In my experience, the overhead is negligible for most applications, provided you index your foreign keys. Postgres is very good at optimizing these policies. In many cases, it’s actually *faster* than doing the same checks in your application code because the database engine can optimize the execution plan globally.
However, there is a "gotcha" with subqueries in policies. If you use a subquery like the EXISTS example above, it might be executed for every row. To optimize this, you can use functional indexes or security definer functions that cache the user's permissions in a temporary table or a session-level variable.
The "Superuser" Trap
When testing RLS, you might find it’s not working—specifically, that you can still see everything.
This usually happens because you are connecting to the database as the table owner or a superuser. RLS is bypassed by default for table owners. This is a safety feature to prevent you from accidentally locking yourself out of your own data.
In production, your application should connect via a dedicated role (e.g., web_anon or authenticated_user) that does not own the tables.

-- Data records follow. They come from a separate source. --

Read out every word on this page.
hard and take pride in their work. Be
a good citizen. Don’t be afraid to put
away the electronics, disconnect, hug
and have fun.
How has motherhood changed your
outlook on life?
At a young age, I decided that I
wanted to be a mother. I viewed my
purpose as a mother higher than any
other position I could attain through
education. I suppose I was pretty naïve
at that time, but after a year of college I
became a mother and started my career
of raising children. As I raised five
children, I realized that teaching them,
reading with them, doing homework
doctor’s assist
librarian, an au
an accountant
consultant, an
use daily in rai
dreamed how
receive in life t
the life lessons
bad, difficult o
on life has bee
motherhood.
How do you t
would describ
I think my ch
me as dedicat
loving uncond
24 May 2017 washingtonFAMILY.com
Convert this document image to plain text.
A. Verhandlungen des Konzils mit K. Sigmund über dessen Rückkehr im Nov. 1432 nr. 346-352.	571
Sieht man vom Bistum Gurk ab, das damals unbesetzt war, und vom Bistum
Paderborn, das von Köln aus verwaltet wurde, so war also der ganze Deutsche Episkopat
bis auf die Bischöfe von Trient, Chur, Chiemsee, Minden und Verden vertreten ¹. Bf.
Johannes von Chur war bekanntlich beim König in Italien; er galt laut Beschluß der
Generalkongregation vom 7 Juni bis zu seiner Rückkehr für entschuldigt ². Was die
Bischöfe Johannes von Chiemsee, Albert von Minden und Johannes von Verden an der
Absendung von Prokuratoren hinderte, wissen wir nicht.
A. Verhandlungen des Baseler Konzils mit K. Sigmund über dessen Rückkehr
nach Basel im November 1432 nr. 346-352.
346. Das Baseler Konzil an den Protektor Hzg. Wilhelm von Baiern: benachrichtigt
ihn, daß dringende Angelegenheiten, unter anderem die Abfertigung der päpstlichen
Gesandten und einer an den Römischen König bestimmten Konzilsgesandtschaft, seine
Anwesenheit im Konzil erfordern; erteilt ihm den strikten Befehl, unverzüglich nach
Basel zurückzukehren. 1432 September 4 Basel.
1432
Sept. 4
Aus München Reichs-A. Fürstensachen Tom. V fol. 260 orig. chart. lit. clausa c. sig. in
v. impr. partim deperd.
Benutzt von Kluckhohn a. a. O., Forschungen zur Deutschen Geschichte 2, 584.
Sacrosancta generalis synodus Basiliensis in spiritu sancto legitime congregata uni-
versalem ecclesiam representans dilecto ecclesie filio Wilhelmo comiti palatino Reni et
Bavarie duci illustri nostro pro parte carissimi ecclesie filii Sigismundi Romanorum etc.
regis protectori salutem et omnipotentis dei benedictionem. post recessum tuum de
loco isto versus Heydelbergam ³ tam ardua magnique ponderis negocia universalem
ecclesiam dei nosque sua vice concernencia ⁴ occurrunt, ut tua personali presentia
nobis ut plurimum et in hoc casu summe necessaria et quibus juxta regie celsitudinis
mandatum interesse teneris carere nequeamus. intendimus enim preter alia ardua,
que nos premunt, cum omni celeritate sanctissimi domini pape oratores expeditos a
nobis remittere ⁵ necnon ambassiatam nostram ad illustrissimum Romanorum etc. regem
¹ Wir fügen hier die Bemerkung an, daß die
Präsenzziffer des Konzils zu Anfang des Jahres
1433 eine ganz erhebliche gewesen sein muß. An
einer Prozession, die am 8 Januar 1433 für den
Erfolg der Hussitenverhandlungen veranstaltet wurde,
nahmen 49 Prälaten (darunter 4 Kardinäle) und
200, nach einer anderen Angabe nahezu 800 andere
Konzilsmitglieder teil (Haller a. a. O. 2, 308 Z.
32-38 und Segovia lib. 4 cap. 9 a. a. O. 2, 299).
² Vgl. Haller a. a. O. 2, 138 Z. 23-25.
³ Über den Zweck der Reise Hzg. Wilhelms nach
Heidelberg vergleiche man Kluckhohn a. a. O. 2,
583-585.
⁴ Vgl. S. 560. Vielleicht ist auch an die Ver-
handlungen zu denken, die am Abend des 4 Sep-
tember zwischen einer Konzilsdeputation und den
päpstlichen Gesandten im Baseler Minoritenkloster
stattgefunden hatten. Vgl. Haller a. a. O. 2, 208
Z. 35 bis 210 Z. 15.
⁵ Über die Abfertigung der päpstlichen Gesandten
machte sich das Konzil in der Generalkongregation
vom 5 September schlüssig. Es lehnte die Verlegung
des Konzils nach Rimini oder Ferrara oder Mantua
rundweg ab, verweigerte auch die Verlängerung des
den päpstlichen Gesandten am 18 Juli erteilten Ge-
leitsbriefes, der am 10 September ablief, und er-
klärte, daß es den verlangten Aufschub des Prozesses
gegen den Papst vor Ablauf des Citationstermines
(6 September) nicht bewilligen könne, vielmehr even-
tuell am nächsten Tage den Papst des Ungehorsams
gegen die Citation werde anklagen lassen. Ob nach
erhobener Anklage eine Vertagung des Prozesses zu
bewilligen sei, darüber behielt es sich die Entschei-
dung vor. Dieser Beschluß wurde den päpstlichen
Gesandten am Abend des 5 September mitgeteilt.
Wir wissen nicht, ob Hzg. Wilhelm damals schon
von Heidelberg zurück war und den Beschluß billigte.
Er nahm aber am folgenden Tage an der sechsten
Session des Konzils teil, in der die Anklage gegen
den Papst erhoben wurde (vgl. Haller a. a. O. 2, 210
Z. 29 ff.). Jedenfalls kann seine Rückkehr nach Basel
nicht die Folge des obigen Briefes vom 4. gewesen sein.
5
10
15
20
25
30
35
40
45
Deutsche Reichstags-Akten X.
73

-- Create a restricted role
CREATE ROLE app_user WITH LOGIN PASSWORD 'very_secure_password';
GRANT SELECT, INSERT, UPDATE, DELETE ON ALL TABLES IN SCHEMA public TO app_user;Why This Matters for Modern Architectures
If you are building a serverless application or using a tool like PostgREST or Supabase, RLS isn't just a nice-to-have; it's the foundation of the entire architecture.
In these setups, the frontend often communicates directly with the database via a thin API layer. Without RLS, you would have zero security. By moving the logic to the database, you can safely expose your database schema to the internet, knowing that the data is protected by the engine itself.
Debugging RLS Policies
One downside of RLS is that it can be harder to debug. When a query returns zero rows, is it because the data doesn't exist, or because the policy blocked it?
I’ve found that the best way to debug is to use the EXPLAIN command. Postgres will show you the rewritten query, including the conditions added by the RLS policies.
SET app.current_user_id = 'some-uuid';
EXPLAIN SELECT * FROM documents;You'll see something like Filter: (owner_id = 'some-uuid'::uuid) in the output, confirming that the policy is active and what it’s doing.
Moving Toward a "Secure by Default" Mindset
Moving authorization to the database is a shift in mindset. It’s about moving away from "I will check permissions here" to "The system will not allow unauthorized access anywhere."
I'm not suggesting you delete all your application-layer checks. Defense in depth is still valuable. Validating inputs and handling high-level business logic in your code is still necessary. But the final word on who can see what data should live as close to the bytes on the disk as possible.
Stop writing brittle middleware that breaks the moment someone forgets a line of code. Enable RLS, write your policies once, and sleep better knowing your database is doing the heavy lifting for you.